ThinkGrasp: A Vision-Language System for Strategic Part Grasping in Clutter

Yaoyao Qian,Xupeng Zhu,Ondrej Biza,Shuo Jiang,Linfeng Zhao,Haojie Huang,Yu Qi,Robert Platt
2024-07-16
Abstract:Robotic grasping in cluttered environments remains a significant challenge due to occlusions and complex object arrangements. We have developed ThinkGrasp, a plug-and-play vision-language grasping system that makes use of GPT-4o's advanced contextual reasoning for heavy clutter environment grasping strategies. ThinkGrasp can effectively identify and generate grasp poses for target objects, even when they are heavily obstructed or nearly invisible, by using goal-oriented language to guide the removal of obstructing objects. This approach progressively uncovers the target object and ultimately grasps it with a few steps and a high success rate. In both simulated and real experiments, ThinkGrasp achieved a high success rate and significantly outperformed state-of-the-art methods in heavily cluttered environments or with diverse unseen objects, demonstrating strong generalization capabilities.
Robotics
What problem does this paper attempt to address?

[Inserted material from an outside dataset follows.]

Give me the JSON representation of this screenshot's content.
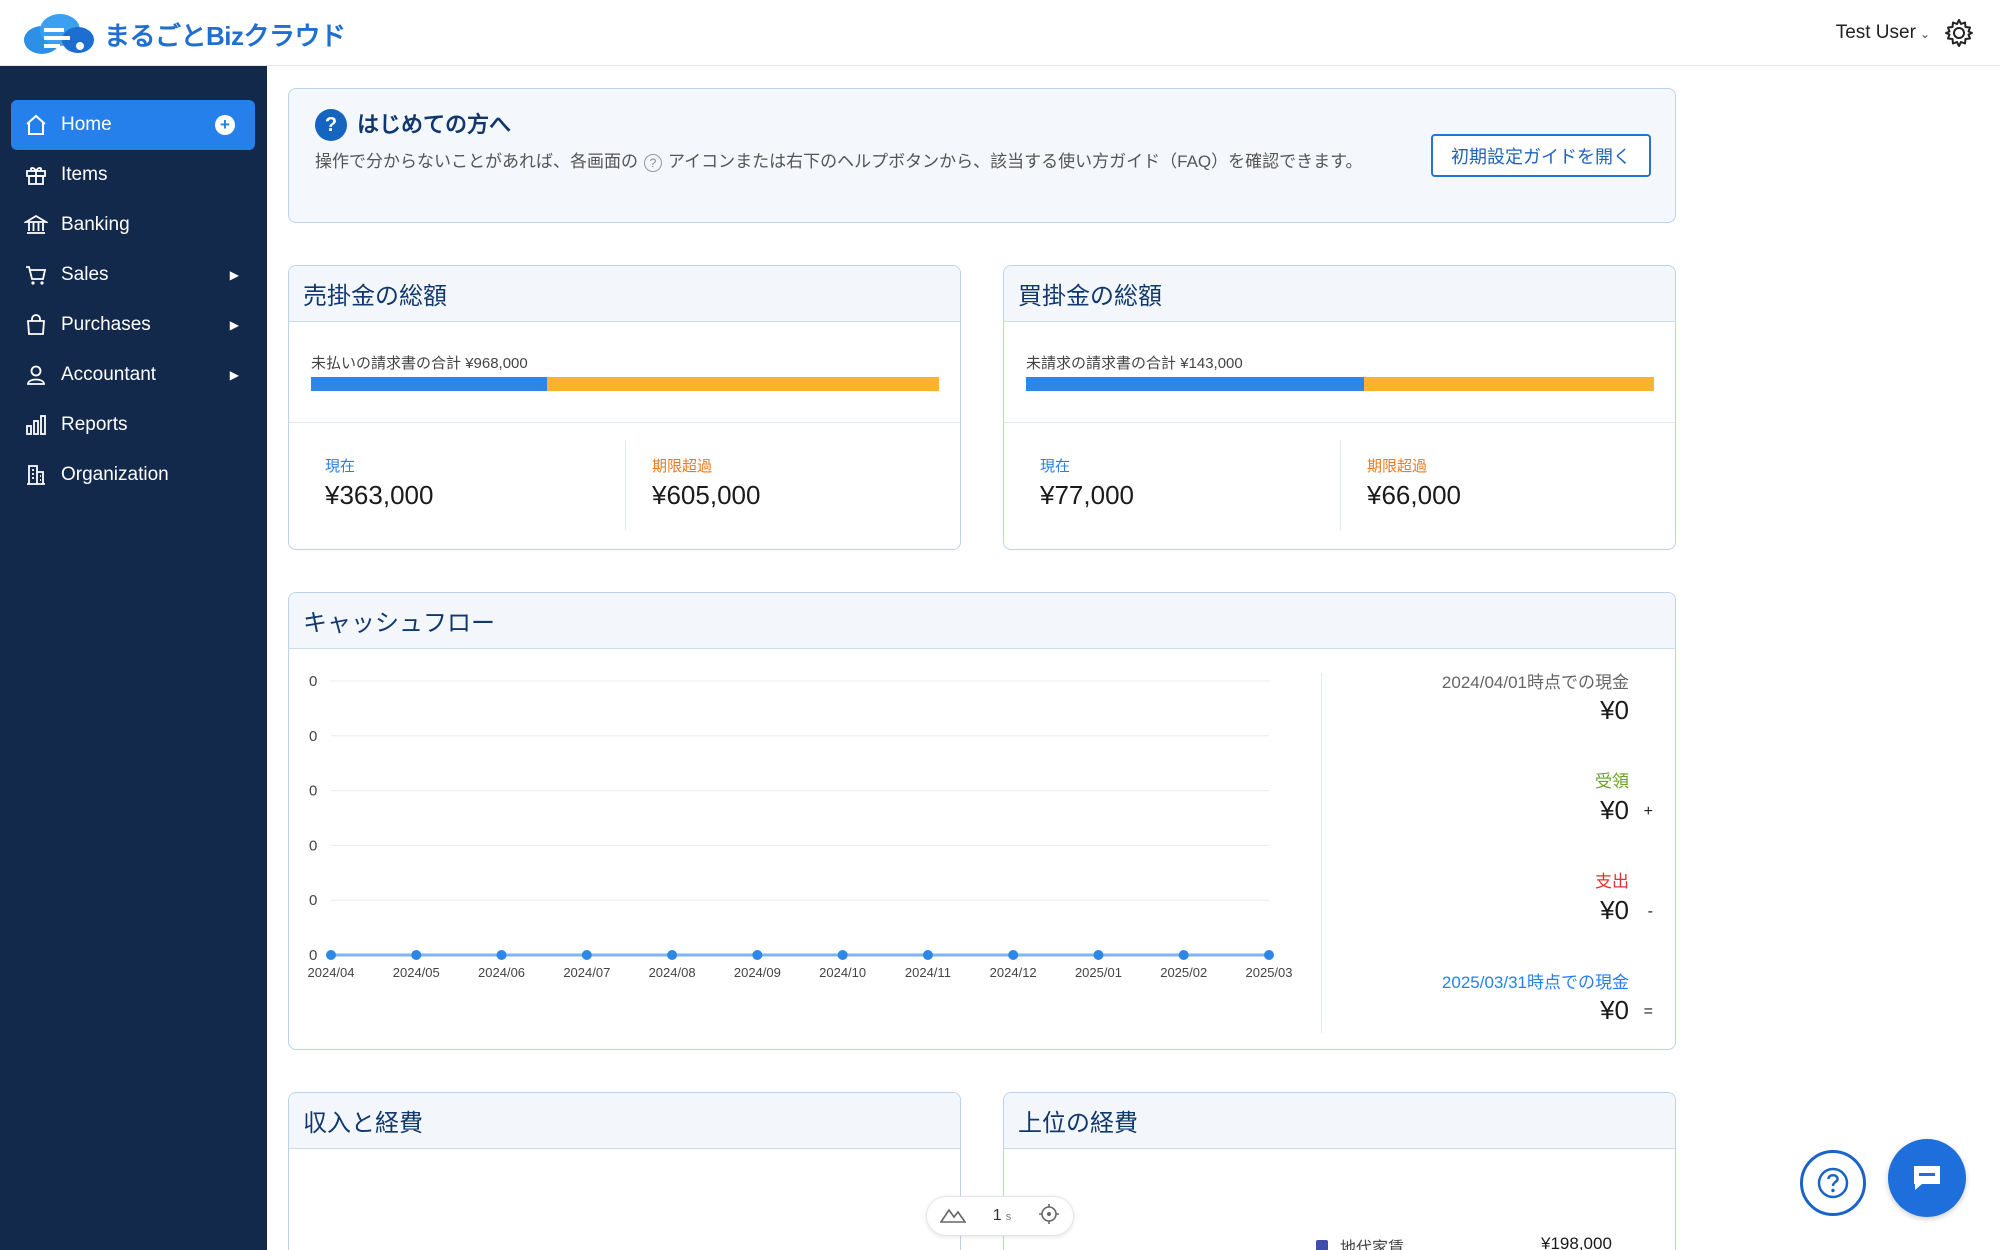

The paper aims to address the significant challenges faced by robots when grasping target objects in cluttered environments. Specifically, existing methods struggle to accurately identify and grasp objects when they are heavily occluded or completely hidden by other items. To solve this problem, the authors propose the ThinkGrasp system, a plug-in visual language grasping system that combines large-scale pre-trained visual language models (such as GPT-4o). ThinkGrasp achieves its goals through the following means: 1. **Advanced reasoning capabilities**: Utilizing the contextual reasoning abilities of GPT-4o to understand and segment objects in the environment. 2. **Goal-oriented language guidance**: Using natural language instructions to guide the removal of occlusions, thereby gradually exposing the target object and ultimately achieving a high success rate in grasping. 3. **Modular design**: The system adopts a modular design, making it easy to integrate into various robotic platforms and quickly adapt to new language goals and new objects. Experimental results show that ThinkGrasp significantly outperforms existing methods in both simulated and real environments in terms of success rate and efficiency. Particularly in heavily cluttered environments and scenarios with unseen objects, ThinkGrasp demonstrates strong generalization capabilities.